Keen observers of the Philippine-China tussling over issues pertinent to the South China Sea (SCS) say President Ferdinand R. Marcos is correct in internationalizing the maritime dispute since the body of water is vital to international trade.
China has always insisted that the resolution of disputes regarding the SCS should exclusively be limited to claimants, but Joshua Espeña, a research fellow in the policy research think tank, International Development, and Security Cooperation points out that “President Marcos is on the right track in resisting that, doing what he has been doing, using unilateral and multilateral approaches, that is, involving groups of nations allied to its cause in trying to contain excessive moves by the Chinese in Philippine territorial waters.”
“This is vital,” stressed Espeña, “given the Philippines’ limitations in capability to protect its fishermen and denying Chinese arrest.”
Philippine big business representatives, likewise, back the President’s approach to the SCS issue, including MERALCO chairman and CEO Manny V. Pangilinan, who says the President has been “making the right decision” where it concerns matters regarding the SCS.
“We fully support him,” underscores Pangilinan who likewise chairs PXP Energy Corp, which holds a 50 percent interest in Service Contract 75 issued by the Department of Energy in northwest Palawan and nearly 80 percent in London-listed Forum Energy which has a 70 percent participating interest in Service Contract 72 which covers the Reed Bank.
Also known as Recto Bank, the Reed Bank is the major gas exploration project in the West Philippine Sea now placed amid heightened tension between the Philippines and China.

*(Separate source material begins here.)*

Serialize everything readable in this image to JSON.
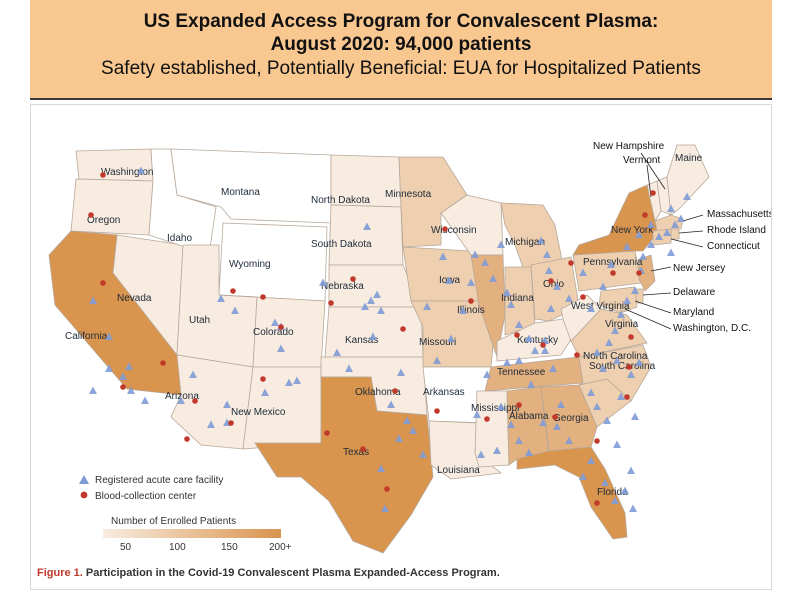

Pangilinan’s PXP Energy Corp. had already deployed vessels in the area to conduct seismic surveys so as to determine where to start drilling, but the then Duterte government in April 2022 ordered PXP to hold all exploration activities for both Service Contracts 75 and 72. Until now, the Cabinet Security, Justice and Peace Coordinating Cluster under the current government has yet to issue clearance to proceed and there is no telling when activities can resume amid the tension between the Philippines and China in the SCS.
But the country’s critically urgent need to look for alternative sources of energy cannot be overemphasized particularly with the impending exhaustion of the Malampaya offshore gas fields in two, three years, or so.
Tapping Reed Bank is of utmost necessity, what with its estimated 5.4 billion barrels of oil and 555.1 trillion cubic feet of gas –at least 64 times more oil and 21 times more gas than Malampaya – estimates known to the Department of Energy.
Anticipating the resumption by PXP or any other Philippine-led service contractors in the area, China has been deploying a mass of vessels in the area, harassing seacraft manned by Philippine servicemen on supply missions to the beached BRP Sierra Madre at Ayungin Shoal which is within the Reed Bank.
Former Bangko Sentral ng Pilipinas deputy governor and now GlobalSource Partners Philippine analyst Diwa Guinigundo likewise laments the Philippine-China dispute which involves “the country’s limited access to our own resources.”
Guinigundo expressed anxiety over a looming energy crisis in the country with China’s persistence in barring the Philippines from exploring and drilling in Reed Bank. “If we are unable to access the Reed Bank for its estimated substantial reserves of oil and natural gas, we might be facing a possible energy crisis,” he said.
Philippine economic managers would be hard put to propel the country, which is a net importer of food and gas, to meet growth targets. “Unless we find alternative sources of renewable energy and rationalize power generation, transmission and distribution, it would be difficult to achieve our target growth rates,” the GlobalSource Partners Philippine analyst said.
Nikkei reports that foreign corporations are leaving China due to tougher crackdowns on spying and U.S. sanctions, even as the prolonged slowdown of the Chinese economy.
According to Ateneo Professor of Economics Leonardo Lanzona, “the exodus of firms from China is unlikely to benefit the country since the government has put the Philippines at the center of this tension.”
Instead, he said, the country’s neighbors like Thailand and Vietnam “are taking advantage of the current situation as foreign firms exiting China are moving into these countries.”
What Lanzona suggests is that the Philippines could make an effort to maintain stable diplomatic ties with Beijing even as it continues to defend its sovereignty and focus on making local industries more attractive to investors. Is that even possible, at this juncture?